New Agents for the Management of Castration-Resistant Prostate Cancer

Robert J Cersosimo PharmD BCOP


The Annals of Pharmacotherapy. 2012;46(11):1518-1528. 

In This Article


Until recently the only treatment that demonstrated improved survival in patients with CRPC was docetaxel-based therapy. Several pivotal Phase 3 studies have changed that, adding 3 new agents to the list of therapies demonstrated to improve survival in these patients. A key question is, where within the treatment scheme do these drugs belong? Sipuleucel-T is indicated for men with asymptomatic or minimally symptomatic metastatic CRPC. As indicated, this agent may be used before or after chemotherapy. However, most of the patients in the sipuleucel-T trials had not received prior docetaxel-based therapy.

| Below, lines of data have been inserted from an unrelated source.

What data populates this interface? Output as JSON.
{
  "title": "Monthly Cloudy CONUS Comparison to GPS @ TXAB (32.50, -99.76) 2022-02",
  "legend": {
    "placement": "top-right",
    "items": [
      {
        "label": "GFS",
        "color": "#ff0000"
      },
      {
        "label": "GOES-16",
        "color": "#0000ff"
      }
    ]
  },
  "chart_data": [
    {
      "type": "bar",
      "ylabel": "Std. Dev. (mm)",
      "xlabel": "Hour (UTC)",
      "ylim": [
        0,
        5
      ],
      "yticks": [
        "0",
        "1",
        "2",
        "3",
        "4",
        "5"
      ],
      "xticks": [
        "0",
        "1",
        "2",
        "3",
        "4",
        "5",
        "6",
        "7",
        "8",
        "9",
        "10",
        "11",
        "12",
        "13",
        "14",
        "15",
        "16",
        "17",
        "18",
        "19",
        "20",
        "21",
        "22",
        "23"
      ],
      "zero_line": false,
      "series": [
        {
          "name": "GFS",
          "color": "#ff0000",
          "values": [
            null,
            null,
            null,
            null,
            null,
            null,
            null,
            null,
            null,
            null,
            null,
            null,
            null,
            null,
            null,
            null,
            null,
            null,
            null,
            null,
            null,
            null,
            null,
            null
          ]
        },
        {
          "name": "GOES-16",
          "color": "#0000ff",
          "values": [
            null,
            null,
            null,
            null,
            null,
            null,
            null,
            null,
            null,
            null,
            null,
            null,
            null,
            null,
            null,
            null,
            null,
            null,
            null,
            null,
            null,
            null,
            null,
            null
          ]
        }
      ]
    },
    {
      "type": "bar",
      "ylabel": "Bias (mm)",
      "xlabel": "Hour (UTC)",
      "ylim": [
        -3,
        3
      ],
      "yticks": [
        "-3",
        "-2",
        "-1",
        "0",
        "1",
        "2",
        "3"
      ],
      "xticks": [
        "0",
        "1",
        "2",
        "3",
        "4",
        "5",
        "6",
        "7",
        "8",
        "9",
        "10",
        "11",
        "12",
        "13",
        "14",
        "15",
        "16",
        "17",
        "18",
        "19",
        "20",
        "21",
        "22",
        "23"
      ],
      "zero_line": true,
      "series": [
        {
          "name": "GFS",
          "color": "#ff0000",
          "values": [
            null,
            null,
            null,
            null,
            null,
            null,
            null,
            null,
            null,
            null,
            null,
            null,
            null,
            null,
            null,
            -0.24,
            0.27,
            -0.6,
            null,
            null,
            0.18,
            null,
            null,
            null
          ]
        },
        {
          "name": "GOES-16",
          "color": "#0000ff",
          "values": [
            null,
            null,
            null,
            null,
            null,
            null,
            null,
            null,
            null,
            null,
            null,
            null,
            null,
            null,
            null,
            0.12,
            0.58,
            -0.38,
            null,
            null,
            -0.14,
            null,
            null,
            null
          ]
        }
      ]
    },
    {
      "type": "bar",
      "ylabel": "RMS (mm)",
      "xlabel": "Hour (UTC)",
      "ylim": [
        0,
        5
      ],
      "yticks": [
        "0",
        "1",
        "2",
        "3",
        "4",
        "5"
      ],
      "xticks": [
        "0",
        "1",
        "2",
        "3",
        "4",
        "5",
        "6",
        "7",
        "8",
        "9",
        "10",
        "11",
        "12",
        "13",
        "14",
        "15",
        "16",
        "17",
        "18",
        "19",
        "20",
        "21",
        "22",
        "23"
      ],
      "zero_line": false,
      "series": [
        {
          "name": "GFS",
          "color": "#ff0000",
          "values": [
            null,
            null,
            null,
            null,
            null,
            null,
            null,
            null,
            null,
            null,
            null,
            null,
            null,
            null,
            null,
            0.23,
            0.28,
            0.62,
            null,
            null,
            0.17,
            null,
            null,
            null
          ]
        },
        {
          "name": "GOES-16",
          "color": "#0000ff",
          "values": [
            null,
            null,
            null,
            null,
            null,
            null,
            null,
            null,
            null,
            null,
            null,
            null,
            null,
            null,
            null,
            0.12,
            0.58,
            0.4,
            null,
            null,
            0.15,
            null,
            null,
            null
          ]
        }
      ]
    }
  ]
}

Since it may take some time for the immune response to develop, patients with stable disease and a life expectancy of several months would be better candidates for treatment than patients with progressive disease. Activity among patients with visceral disease, a negative prognostic factor, is unknown, as patients with visceral disease were excluded from the clinical trials. Additional exclusion factors include patients who are not able to adhere to 3 leukapheresis appointments as well as those for whom leukapheresis would be contraindicated, such as those with active infections or unstable cardiac or pulmonary conditions. Patients receiving concurrent immunosuppressive therapy should also be excluded. The NCCN classifies sipuleucel-T as a category 1 recommendation for management of asymptomatic or minimally symptomatic patients with prostate cancer with ECOG performance status 0–1.[6] The NCCN does not recommend sipuleucel-T for patients with hepatic metastases or a life expectancy of <6 months.

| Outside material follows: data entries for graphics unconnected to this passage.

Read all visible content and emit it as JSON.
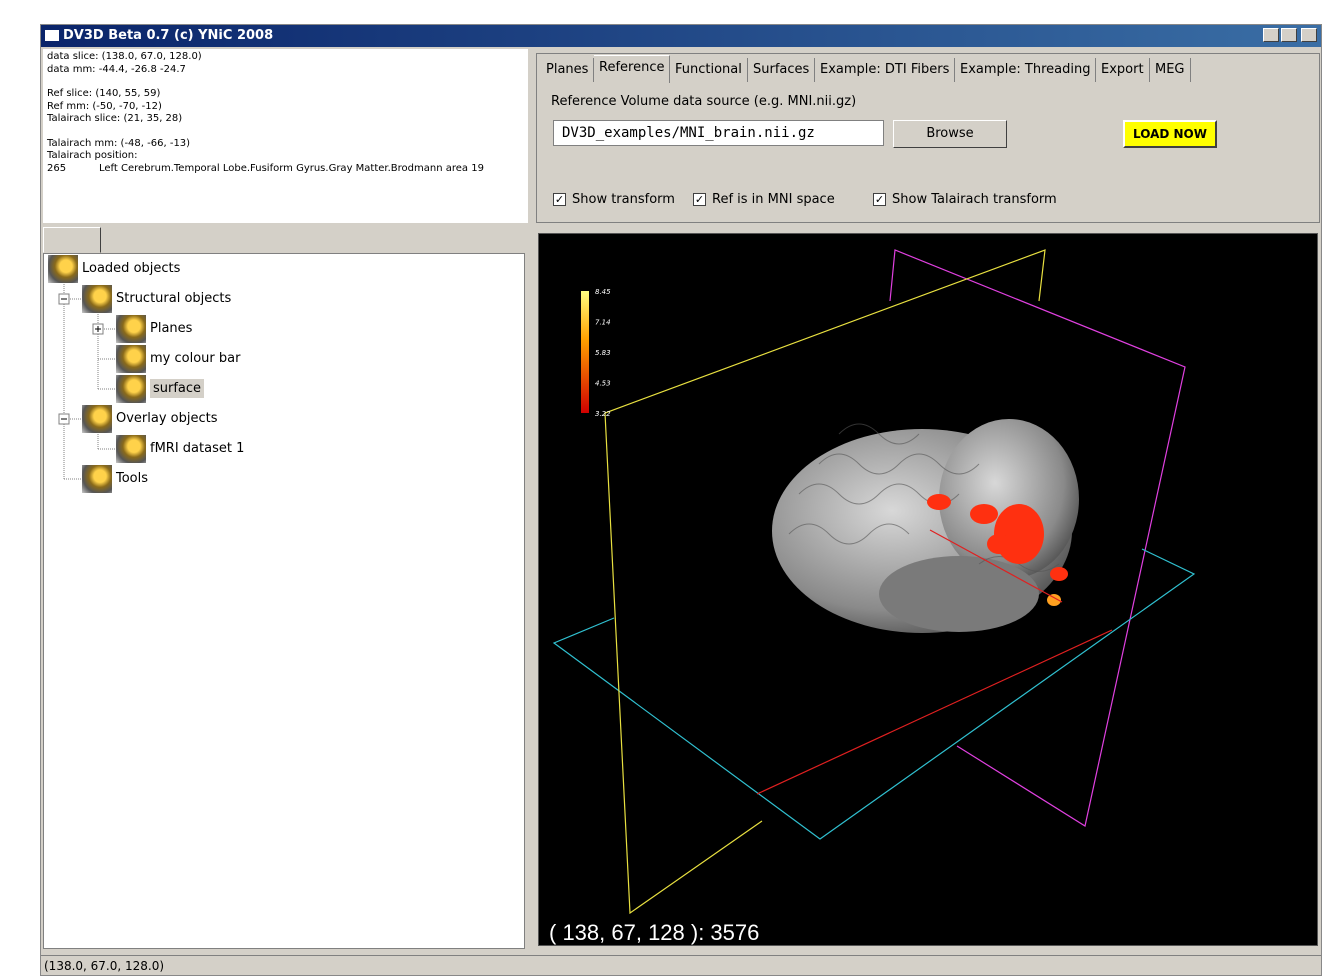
{
  "window": {
    "title": "DV3D Beta 0.7 (c) YNiC 2008"
  },
  "info": {
    "lines": [
      "data slice: (138.0, 67.0, 128.0)",
      "data mm: -44.4, -26.8 -24.7",
      "Ref slice: (140, 55, 59)",
      "Ref mm: (-50, -70, -12)",
      "Talairach slice: (21, 35, 28)",
      "Talairach mm: (-48, -66, -13)",
      "Talairach position:"
    ],
    "position_code": "265",
    "position_label": "Left Cerebrum.Temporal Lobe.Fusiform Gyrus.Gray Matter.Brodmann area 19"
  },
  "tree": {
    "nodes": [
      {
        "label": "Loaded objects"
      },
      {
        "label": "Structural objects"
      },
      {
        "label": "Planes"
      },
      {
        "label": "my colour bar"
      },
      {
        "label": "surface"
      },
      {
        "label": "Overlay objects"
      },
      {
        "label": "fMRI dataset 1"
      },
      {
        "label": "Tools"
      }
    ]
  },
  "tabs": [
    "Planes",
    "Reference",
    "Functional",
    "Surfaces",
    "Example: DTI Fibers",
    "Example: Threading",
    "Export",
    "MEG"
  ],
  "reference": {
    "source_label": "Reference Volume data source (e.g. MNI.nii.gz)",
    "path": "DV3D_examples/MNI_brain.nii.gz",
    "browse": "Browse",
    "load": "LOAD NOW",
    "checkboxes": [
      "Show transform",
      "Ref is in MNI space",
      "Show Talairach transform"
    ]
  },
  "viewer": {
    "colorbar_labels": [
      "8.45",
      "7.14",
      "5.83",
      "4.53",
      "3.22"
    ],
    "readout": "( 138, 67, 128 ): 3576"
  },
  "status": "(138.0, 67.0, 128.0)"
}
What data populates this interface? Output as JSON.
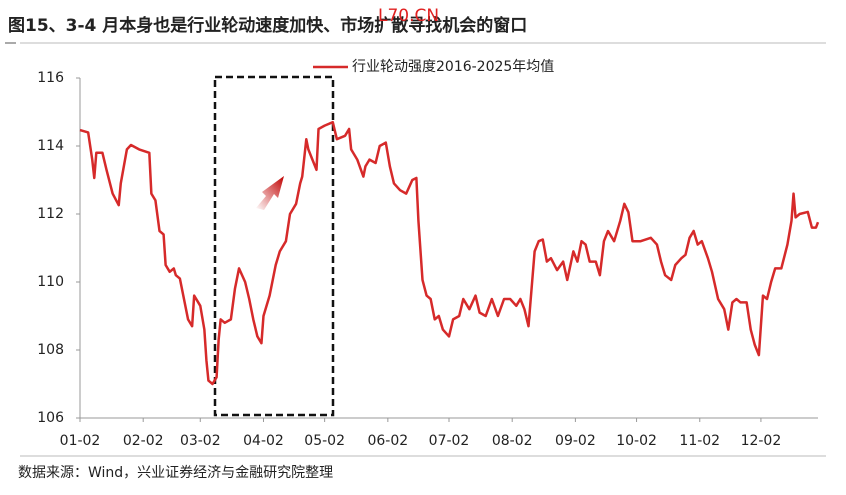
{
  "chart_data": {
    "type": "line",
    "title": "图15、3-4 月本身也是行业轮动速度加快、市场扩散寻找机会的窗口",
    "watermark": "L70.CN",
    "source": "数据来源：Wind，兴业证券经济与金融研究院整理",
    "x": [
      0,
      4,
      6,
      7,
      8,
      11,
      13,
      16,
      19,
      20,
      23,
      25,
      29,
      34,
      35,
      37,
      39,
      41,
      42,
      44,
      46,
      47,
      49,
      51,
      53,
      55,
      56,
      59,
      61,
      62,
      63,
      65,
      67,
      68,
      69,
      71,
      74,
      76,
      78,
      81,
      83,
      85,
      87,
      89,
      90,
      93,
      96,
      98,
      101,
      103,
      104,
      106,
      108,
      109,
      111,
      112,
      114,
      116,
      117,
      120,
      124,
      126,
      130,
      132,
      133,
      136,
      139,
      140,
      142,
      145,
      147,
      150,
      152,
      154,
      157,
      160,
      163,
      165,
      166,
      168,
      170,
      172,
      174,
      176,
      178,
      181,
      183,
      186,
      188,
      191,
      194,
      196,
      199,
      202,
      205,
      208,
      211,
      214,
      216,
      218,
      220,
      223,
      225,
      227,
      229,
      231,
      234,
      237,
      239,
      242,
      244,
      246,
      248,
      250,
      253,
      255,
      257,
      259,
      262,
      265,
      267,
      269,
      271,
      275,
      280,
      283,
      285,
      287,
      290,
      292,
      295,
      297,
      299,
      301,
      303,
      305,
      308,
      310,
      313,
      316,
      318,
      320,
      322,
      324,
      327,
      329,
      331,
      333,
      335,
      337,
      339,
      341,
      344,
      347,
      349,
      350,
      351,
      353,
      357,
      359,
      361,
      362
    ],
    "series": [
      {
        "name": "行业轮动强度2016-2025年均值",
        "color": "#d62a2a",
        "values": [
          114.47,
          114.4,
          113.6,
          113.06,
          113.8,
          113.8,
          113.3,
          112.6,
          112.26,
          112.9,
          113.9,
          114.03,
          113.9,
          113.8,
          112.6,
          112.4,
          111.5,
          111.4,
          110.5,
          110.3,
          110.4,
          110.2,
          110.1,
          109.5,
          108.9,
          108.7,
          109.6,
          109.3,
          108.6,
          107.7,
          107.1,
          107.0,
          107.2,
          108.3,
          108.9,
          108.8,
          108.9,
          109.8,
          110.4,
          110.0,
          109.5,
          108.9,
          108.4,
          108.2,
          109.0,
          109.6,
          110.5,
          110.9,
          111.2,
          112.0,
          112.1,
          112.3,
          112.9,
          113.1,
          114.2,
          113.9,
          113.6,
          113.3,
          114.5,
          114.6,
          114.7,
          114.2,
          114.3,
          114.5,
          113.9,
          113.6,
          113.1,
          113.4,
          113.6,
          113.5,
          114.0,
          114.1,
          113.4,
          112.9,
          112.7,
          112.6,
          113.0,
          113.06,
          111.8,
          110.06,
          109.6,
          109.5,
          108.9,
          109.0,
          108.6,
          108.4,
          108.9,
          109.0,
          109.5,
          109.2,
          109.6,
          109.1,
          109.0,
          109.5,
          109.0,
          109.5,
          109.5,
          109.3,
          109.5,
          109.2,
          108.7,
          110.9,
          111.2,
          111.25,
          110.6,
          110.7,
          110.35,
          110.6,
          110.06,
          110.9,
          110.6,
          111.2,
          111.1,
          110.6,
          110.6,
          110.2,
          111.2,
          111.5,
          111.2,
          111.8,
          112.3,
          112.05,
          111.2,
          111.2,
          111.3,
          111.1,
          110.6,
          110.2,
          110.06,
          110.5,
          110.7,
          110.8,
          111.3,
          111.5,
          111.1,
          111.2,
          110.7,
          110.3,
          109.5,
          109.2,
          108.6,
          109.4,
          109.5,
          109.4,
          109.4,
          108.6,
          108.15,
          107.85,
          109.6,
          109.5,
          110.0,
          110.4,
          110.4,
          111.1,
          111.8,
          112.6,
          111.9,
          112.0,
          112.06,
          111.6,
          111.6,
          111.76
        ]
      }
    ],
    "xlim": [
      0,
      362
    ],
    "xticks": [
      {
        "value": 0,
        "label": "01-02"
      },
      {
        "value": 31,
        "label": "02-02"
      },
      {
        "value": 59,
        "label": "03-02"
      },
      {
        "value": 90,
        "label": "04-02"
      },
      {
        "value": 120,
        "label": "05-02"
      },
      {
        "value": 151,
        "label": "06-02"
      },
      {
        "value": 181,
        "label": "07-02"
      },
      {
        "value": 212,
        "label": "08-02"
      },
      {
        "value": 243,
        "label": "09-02"
      },
      {
        "value": 273,
        "label": "10-02"
      },
      {
        "value": 304,
        "label": "11-02"
      },
      {
        "value": 334,
        "label": "12-02"
      }
    ],
    "ylim": [
      106,
      116
    ],
    "yticks": [
      106,
      108,
      110,
      112,
      114,
      116
    ],
    "legend": "top"
  }
}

Cabazitaxel and abiraterone are both indicated for the management of CRPC patients who have received prior docetaxel-based therapy. At the present time there are no data to guide selection between these 2 drugs. The optimal sequence of these agents is unknown. There are no completed clinical trials comparing abiraterone to cabazitaxel in patients with CRPC and there are no biomarkers that predict which agent might be the better first choice after docetaxel. At present cabazitaxel may have an advantage in patients with visceral disease, as 25% of patients in the TROPIC trial had visceral disease.

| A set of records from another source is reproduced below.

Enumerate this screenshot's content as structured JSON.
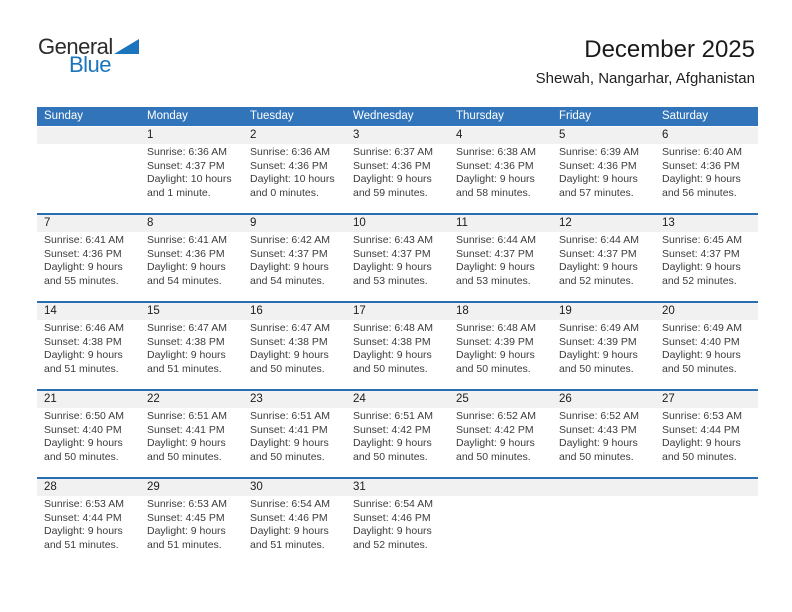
{
  "logo": {
    "general": "General",
    "blue": "Blue"
  },
  "header": {
    "title": "December 2025",
    "location": "Shewah, Nangarhar, Afghanistan"
  },
  "colors": {
    "header_bg": "#3274b9",
    "week_border": "#2a6eb3",
    "number_band_bg": "#f1f1f1",
    "logo_blue": "#1b75bc",
    "weekday_text": "#ffffff"
  },
  "weekdays": [
    "Sunday",
    "Monday",
    "Tuesday",
    "Wednesday",
    "Thursday",
    "Friday",
    "Saturday"
  ],
  "weeks": [
    [
      {
        "day": "",
        "sunrise": "",
        "sunset": "",
        "daylight1": "",
        "daylight2": ""
      },
      {
        "day": "1",
        "sunrise": "Sunrise: 6:36 AM",
        "sunset": "Sunset: 4:37 PM",
        "daylight1": "Daylight: 10 hours",
        "daylight2": "and 1 minute."
      },
      {
        "day": "2",
        "sunrise": "Sunrise: 6:36 AM",
        "sunset": "Sunset: 4:36 PM",
        "daylight1": "Daylight: 10 hours",
        "daylight2": "and 0 minutes."
      },
      {
        "day": "3",
        "sunrise": "Sunrise: 6:37 AM",
        "sunset": "Sunset: 4:36 PM",
        "daylight1": "Daylight: 9 hours",
        "daylight2": "and 59 minutes."
      },
      {
        "day": "4",
        "sunrise": "Sunrise: 6:38 AM",
        "sunset": "Sunset: 4:36 PM",
        "daylight1": "Daylight: 9 hours",
        "daylight2": "and 58 minutes."
      },
      {
        "day": "5",
        "sunrise": "Sunrise: 6:39 AM",
        "sunset": "Sunset: 4:36 PM",
        "daylight1": "Daylight: 9 hours",
        "daylight2": "and 57 minutes."
      },
      {
        "day": "6",
        "sunrise": "Sunrise: 6:40 AM",
        "sunset": "Sunset: 4:36 PM",
        "daylight1": "Daylight: 9 hours",
        "daylight2": "and 56 minutes."
      }
    ],
    [
      {
        "day": "7",
        "sunrise": "Sunrise: 6:41 AM",
        "sunset": "Sunset: 4:36 PM",
        "daylight1": "Daylight: 9 hours",
        "daylight2": "and 55 minutes."
      },
      {
        "day": "8",
        "sunrise": "Sunrise: 6:41 AM",
        "sunset": "Sunset: 4:36 PM",
        "daylight1": "Daylight: 9 hours",
        "daylight2": "and 54 minutes."
      },
      {
        "day": "9",
        "sunrise": "Sunrise: 6:42 AM",
        "sunset": "Sunset: 4:37 PM",
        "daylight1": "Daylight: 9 hours",
        "daylight2": "and 54 minutes."
      },
      {
        "day": "10",
        "sunrise": "Sunrise: 6:43 AM",
        "sunset": "Sunset: 4:37 PM",
        "daylight1": "Daylight: 9 hours",
        "daylight2": "and 53 minutes."
      },
      {
        "day": "11",
        "sunrise": "Sunrise: 6:44 AM",
        "sunset": "Sunset: 4:37 PM",
        "daylight1": "Daylight: 9 hours",
        "daylight2": "and 53 minutes."
      },
      {
        "day": "12",
        "sunrise": "Sunrise: 6:44 AM",
        "sunset": "Sunset: 4:37 PM",
        "daylight1": "Daylight: 9 hours",
        "daylight2": "and 52 minutes."
      },
      {
        "day": "13",
        "sunrise": "Sunrise: 6:45 AM",
        "sunset": "Sunset: 4:37 PM",
        "daylight1": "Daylight: 9 hours",
        "daylight2": "and 52 minutes."
      }
    ],
    [
      {
        "day": "14",
        "sunrise": "Sunrise: 6:46 AM",
        "sunset": "Sunset: 4:38 PM",
        "daylight1": "Daylight: 9 hours",
        "daylight2": "and 51 minutes."
      },
      {
        "day": "15",
        "sunrise": "Sunrise: 6:47 AM",
        "sunset": "Sunset: 4:38 PM",
        "daylight1": "Daylight: 9 hours",
        "daylight2": "and 51 minutes."
      },
      {
        "day": "16",
        "sunrise": "Sunrise: 6:47 AM",
        "sunset": "Sunset: 4:38 PM",
        "daylight1": "Daylight: 9 hours",
        "daylight2": "and 50 minutes."
      },
      {
        "day": "17",
        "sunrise": "Sunrise: 6:48 AM",
        "sunset": "Sunset: 4:38 PM",
        "daylight1": "Daylight: 9 hours",
        "daylight2": "and 50 minutes."
      },
      {
        "day": "18",
        "sunrise": "Sunrise: 6:48 AM",
        "sunset": "Sunset: 4:39 PM",
        "daylight1": "Daylight: 9 hours",
        "daylight2": "and 50 minutes."
      },
      {
        "day": "19",
        "sunrise": "Sunrise: 6:49 AM",
        "sunset": "Sunset: 4:39 PM",
        "daylight1": "Daylight: 9 hours",
        "daylight2": "and 50 minutes."
      },
      {
        "day": "20",
        "sunrise": "Sunrise: 6:49 AM",
        "sunset": "Sunset: 4:40 PM",
        "daylight1": "Daylight: 9 hours",
        "daylight2": "and 50 minutes."
      }
    ],
    [
      {
        "day": "21",
        "sunrise": "Sunrise: 6:50 AM",
        "sunset": "Sunset: 4:40 PM",
        "daylight1": "Daylight: 9 hours",
        "daylight2": "and 50 minutes."
      },
      {
        "day": "22",
        "sunrise": "Sunrise: 6:51 AM",
        "sunset": "Sunset: 4:41 PM",
        "daylight1": "Daylight: 9 hours",
        "daylight2": "and 50 minutes."
      },
      {
        "day": "23",
        "sunrise": "Sunrise: 6:51 AM",
        "sunset": "Sunset: 4:41 PM",
        "daylight1": "Daylight: 9 hours",
        "daylight2": "and 50 minutes."
      },
      {
        "day": "24",
        "sunrise": "Sunrise: 6:51 AM",
        "sunset": "Sunset: 4:42 PM",
        "daylight1": "Daylight: 9 hours",
        "daylight2": "and 50 minutes."
      },
      {
        "day": "25",
        "sunrise": "Sunrise: 6:52 AM",
        "sunset": "Sunset: 4:42 PM",
        "daylight1": "Daylight: 9 hours",
        "daylight2": "and 50 minutes."
      },
      {
        "day": "26",
        "sunrise": "Sunrise: 6:52 AM",
        "sunset": "Sunset: 4:43 PM",
        "daylight1": "Daylight: 9 hours",
        "daylight2": "and 50 minutes."
      },
      {
        "day": "27",
        "sunrise": "Sunrise: 6:53 AM",
        "sunset": "Sunset: 4:44 PM",
        "daylight1": "Daylight: 9 hours",
        "daylight2": "and 50 minutes."
      }
    ],
    [
      {
        "day": "28",
        "sunrise": "Sunrise: 6:53 AM",
        "sunset": "Sunset: 4:44 PM",
        "daylight1": "Daylight: 9 hours",
        "daylight2": "and 51 minutes."
      },
      {
        "day": "29",
        "sunrise": "Sunrise: 6:53 AM",
        "sunset": "Sunset: 4:45 PM",
        "daylight1": "Daylight: 9 hours",
        "daylight2": "and 51 minutes."
      },
      {
        "day": "30",
        "sunrise": "Sunrise: 6:54 AM",
        "sunset": "Sunset: 4:46 PM",
        "daylight1": "Daylight: 9 hours",
        "daylight2": "and 51 minutes."
      },
      {
        "day": "31",
        "sunrise": "Sunrise: 6:54 AM",
        "sunset": "Sunset: 4:46 PM",
        "daylight1": "Daylight: 9 hours",
        "daylight2": "and 52 minutes."
      },
      {
        "day": "",
        "sunrise": "",
        "sunset": "",
        "daylight1": "",
        "daylight2": ""
      },
      {
        "day": "",
        "sunrise": "",
        "sunset": "",
        "daylight1": "",
        "daylight2": ""
      },
      {
        "day": "",
        "sunrise": "",
        "sunset": "",
        "daylight1": "",
        "daylight2": ""
      }
    ]
  ]
}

A major factor that may influence choice of therapy is the adverse effect potential of each drug. Administration of abiraterone before cabazitaxel may reduce toxicity that may accompany prolonged taxane use and could possibly delay emergence of taxane-resistant disease. Patients who tolerated docetaxel well might be better candidates to receive cabazitaxel next. Conversely, patients who did not tolerate docetaxel would be better candidates for abiraterone. Abiraterone has not been studied in patients with severe hepatic dysfunction and should not be used in these patients. Cabazitaxel has been associated with significant neutropenia and may not be a good choice in a patient with a history of severe chemotherapy-associated neutropenia and should be used cautiously in the elderly. The higher incidence of cardiac deaths with cabazitaxel versus mitoxantrone suggests cautious use in patients with cardiac disease. Cabazitaxel and abiraterone have NCCN category 1 recommendations for management of metastatic castration-resistant and docetaxel-resistant prostate cancer.[6] Additional studies should help to determine the proper sequence of these agents in patients with CRPC. Questions yet to be answered include the role of administration of abiraterone before docetaxel, the activity of cabazitaxel versus docetaxel as first-line chemotherapy in CRPC, and if there is a role for concurrent administration of abiraterone and chemotherapy. At present the NCCN recognizes that some patients with metastatic CRPC may not be candidates for docetaxel therapy. Abiraterone may be appropriate for use in these patients (category 2B recommendation).[6]

The advent of 3 new agents has significantly increased the options available for management of patients with CRPC. Only time and experience will determine the optimum timing and sequence of all treatments available for this advanced disease.